Setelah meminta tas plastik pada penjual rokok di sebelah warung (minta saja soalnya beli pun tak ada) untuk membungkus tas kecil berisi buku, saya segera beranjak dari warung kopi dan mengambil motor saya. Hujan masih mengguyur tanpa berkurang intensitasnya. Dan benar, saya pun basah.
Perjalanan berlanjut. Lebatnya hujan tidak lagi saya gubris. Saya pikir inilah yang terbaik yang bisa saya lakukan.
Perjuangan yang berat untuk tiba di rumah, melawan dingin dan basah. Konsentrasi harus ditingkatkan pada level spaneng  karena jarak pandang terbatas ditambah kaca helm yang sudah buram. Kaos kaki sudah mulai basah, artinya besok saya tidak bisa pakai sepatu ini untuk kerja. Hujan ini adalah masalah besar. Banyak hal yang tidak saya inginkan terjadi.
Keputusan sudah diambil. Dan ternyata, perjuangan berat itu hanya saya jalani selama 150 meter saja! Hal mengejutkan terjadi. Sesampainya saya di tikungan SMU Trimurti jalan Pemuda: hujan berkurang. Sampai Bambu Runcing: hujan rintik. Sampai A.Yani: basah saja. Sampai Sidoarjo: Kering!!
Di kilometer-kilometer terakhir saya merenungkan kejadian tersebut. Sandainya saya masih berkutat di warung kopi menikmati kopi dan tahu goreng sambil menunggu, mungkin saya tidak akan pulang sebelum tengah malam.

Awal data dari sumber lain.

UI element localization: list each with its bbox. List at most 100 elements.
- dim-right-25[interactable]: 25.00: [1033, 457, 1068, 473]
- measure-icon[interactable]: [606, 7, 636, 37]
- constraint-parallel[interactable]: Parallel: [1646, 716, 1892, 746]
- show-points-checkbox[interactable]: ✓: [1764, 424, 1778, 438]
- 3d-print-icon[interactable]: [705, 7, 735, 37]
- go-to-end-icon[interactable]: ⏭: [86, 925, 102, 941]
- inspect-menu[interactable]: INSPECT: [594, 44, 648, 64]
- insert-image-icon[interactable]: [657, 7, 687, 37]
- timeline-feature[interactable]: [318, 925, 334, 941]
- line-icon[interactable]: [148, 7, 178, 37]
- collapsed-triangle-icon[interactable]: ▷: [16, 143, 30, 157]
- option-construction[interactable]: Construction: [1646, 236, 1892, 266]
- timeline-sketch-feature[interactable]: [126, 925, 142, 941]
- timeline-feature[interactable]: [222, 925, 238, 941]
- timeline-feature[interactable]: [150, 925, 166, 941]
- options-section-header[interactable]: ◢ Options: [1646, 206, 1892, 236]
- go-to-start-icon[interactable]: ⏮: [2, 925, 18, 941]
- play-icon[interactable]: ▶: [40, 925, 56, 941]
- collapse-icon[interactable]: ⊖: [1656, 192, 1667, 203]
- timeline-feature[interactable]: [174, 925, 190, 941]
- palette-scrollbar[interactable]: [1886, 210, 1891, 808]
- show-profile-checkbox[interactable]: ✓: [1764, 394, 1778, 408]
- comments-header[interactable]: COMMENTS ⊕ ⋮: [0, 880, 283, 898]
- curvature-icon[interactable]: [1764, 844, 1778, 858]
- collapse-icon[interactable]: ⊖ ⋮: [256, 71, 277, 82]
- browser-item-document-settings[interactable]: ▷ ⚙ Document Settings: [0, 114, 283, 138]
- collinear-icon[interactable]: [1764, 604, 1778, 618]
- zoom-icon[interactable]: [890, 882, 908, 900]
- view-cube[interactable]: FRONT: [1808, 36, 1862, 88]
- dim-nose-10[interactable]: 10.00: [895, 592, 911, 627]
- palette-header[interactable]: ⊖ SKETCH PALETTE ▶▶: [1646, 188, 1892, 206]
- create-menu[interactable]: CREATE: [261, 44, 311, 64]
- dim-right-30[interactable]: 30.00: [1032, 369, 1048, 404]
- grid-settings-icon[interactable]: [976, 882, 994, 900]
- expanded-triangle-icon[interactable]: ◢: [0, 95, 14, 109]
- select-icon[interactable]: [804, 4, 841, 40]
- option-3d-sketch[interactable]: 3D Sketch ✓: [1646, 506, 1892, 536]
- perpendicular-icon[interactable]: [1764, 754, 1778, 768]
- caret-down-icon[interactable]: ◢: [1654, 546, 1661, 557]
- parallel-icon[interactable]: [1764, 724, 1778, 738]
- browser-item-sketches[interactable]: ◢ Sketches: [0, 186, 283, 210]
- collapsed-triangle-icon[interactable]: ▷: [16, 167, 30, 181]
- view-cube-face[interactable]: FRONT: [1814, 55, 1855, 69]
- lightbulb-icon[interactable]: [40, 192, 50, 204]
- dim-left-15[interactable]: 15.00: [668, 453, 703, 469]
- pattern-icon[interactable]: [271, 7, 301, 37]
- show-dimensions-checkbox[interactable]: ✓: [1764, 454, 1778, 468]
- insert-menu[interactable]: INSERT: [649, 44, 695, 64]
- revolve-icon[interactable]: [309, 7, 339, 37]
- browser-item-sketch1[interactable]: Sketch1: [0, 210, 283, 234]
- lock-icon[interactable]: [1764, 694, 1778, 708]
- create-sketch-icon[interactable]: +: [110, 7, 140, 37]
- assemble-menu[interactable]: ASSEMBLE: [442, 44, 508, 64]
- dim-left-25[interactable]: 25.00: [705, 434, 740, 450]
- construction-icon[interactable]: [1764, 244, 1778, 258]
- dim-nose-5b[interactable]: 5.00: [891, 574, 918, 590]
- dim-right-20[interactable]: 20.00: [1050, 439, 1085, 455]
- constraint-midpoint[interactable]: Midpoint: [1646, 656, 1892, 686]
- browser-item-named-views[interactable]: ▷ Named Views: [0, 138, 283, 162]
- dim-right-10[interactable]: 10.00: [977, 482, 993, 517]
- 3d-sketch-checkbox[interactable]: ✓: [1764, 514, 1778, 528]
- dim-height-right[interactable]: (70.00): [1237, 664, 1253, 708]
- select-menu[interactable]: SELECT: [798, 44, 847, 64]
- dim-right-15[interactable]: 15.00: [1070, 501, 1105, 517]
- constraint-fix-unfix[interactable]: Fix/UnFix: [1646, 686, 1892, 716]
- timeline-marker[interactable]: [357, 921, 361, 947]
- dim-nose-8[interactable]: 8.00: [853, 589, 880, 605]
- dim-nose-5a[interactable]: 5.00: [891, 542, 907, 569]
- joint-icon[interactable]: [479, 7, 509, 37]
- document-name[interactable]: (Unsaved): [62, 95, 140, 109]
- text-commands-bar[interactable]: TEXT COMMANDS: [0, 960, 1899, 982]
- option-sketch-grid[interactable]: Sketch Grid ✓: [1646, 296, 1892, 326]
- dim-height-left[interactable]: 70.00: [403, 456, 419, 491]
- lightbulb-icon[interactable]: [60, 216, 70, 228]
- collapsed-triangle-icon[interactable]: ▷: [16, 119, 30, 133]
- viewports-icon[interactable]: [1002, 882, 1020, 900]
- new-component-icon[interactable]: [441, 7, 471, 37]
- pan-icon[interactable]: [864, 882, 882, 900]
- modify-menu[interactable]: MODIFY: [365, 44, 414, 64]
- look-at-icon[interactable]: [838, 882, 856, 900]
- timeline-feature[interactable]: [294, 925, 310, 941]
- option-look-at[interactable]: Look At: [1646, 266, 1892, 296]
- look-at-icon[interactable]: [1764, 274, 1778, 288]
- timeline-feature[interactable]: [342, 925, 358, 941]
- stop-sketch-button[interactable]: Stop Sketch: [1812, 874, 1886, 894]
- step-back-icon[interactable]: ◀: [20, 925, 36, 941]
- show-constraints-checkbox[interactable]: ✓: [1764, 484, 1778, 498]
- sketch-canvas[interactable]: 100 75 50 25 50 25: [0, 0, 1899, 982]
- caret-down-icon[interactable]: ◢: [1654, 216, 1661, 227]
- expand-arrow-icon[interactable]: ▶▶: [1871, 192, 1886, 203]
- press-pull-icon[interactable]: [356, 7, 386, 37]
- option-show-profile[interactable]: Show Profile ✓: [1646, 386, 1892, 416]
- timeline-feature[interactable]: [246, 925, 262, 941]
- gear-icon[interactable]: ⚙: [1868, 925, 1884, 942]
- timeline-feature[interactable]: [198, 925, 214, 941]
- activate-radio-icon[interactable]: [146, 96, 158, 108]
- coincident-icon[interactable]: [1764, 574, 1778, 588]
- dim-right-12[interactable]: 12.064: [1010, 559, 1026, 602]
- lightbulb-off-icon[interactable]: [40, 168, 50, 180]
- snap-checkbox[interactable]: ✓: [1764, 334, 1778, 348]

Bayangan saya mengenai hujan lebat yang akan terjadi di sepanjang dua puluh kilometer menuju rumah dan segala akibatnya adalah masalah saya sebenarnya. Saya tidak mengira bahwa yang saya alami hanyalah hujan lokal, yang akan berlangsung cukup lama di tempat saya berhenti tersebut. Namun itu hanya terjadi di sekitar tempat saya berhenti. Bukan di sepanjang perjalanan saya.
Terkadang kita juga mengalami hujan lokal tersebut dalam hidup kita. Ada masalah-masalah yang membuat kita takut untuk melangkah, karena kita merasa bahwa masalah itu adalah akhir cerita hidup kita, atau kita merasa masalah itulah yang akan meliputi sepanjang hidup kita.
Dalam perenungan saya, tindakan adalah jalan keluarnya. Tentu saja tindakan yang didasarkan pada keinginan kita untuk keluar dari tempat kita berada, keluar dari hujan lokal, keluar dari masalah kita. Bukan suatu tindakan ceroboh yang dilakukan hanya karena kita kalut. Tindakan yang saya maksud adalah tindakan iman, yang dilakukan dengan benar. Setahu saya, tidak pernah ada permasalahan yang diselesaikan tanpa bertindak. Bahkan dengan iman sebiji sesawi pun, masih diperlukan satu tindakan iman supaya gunung itu berpindah: "berkatalah".
Akhir cerita, saya melewati jalanan kering Sidoarjo walaupun dengan sedikit basah ditambah dengan sebuah pelajaran berharga.
Apakah anda sedang mengalami hujan lokal??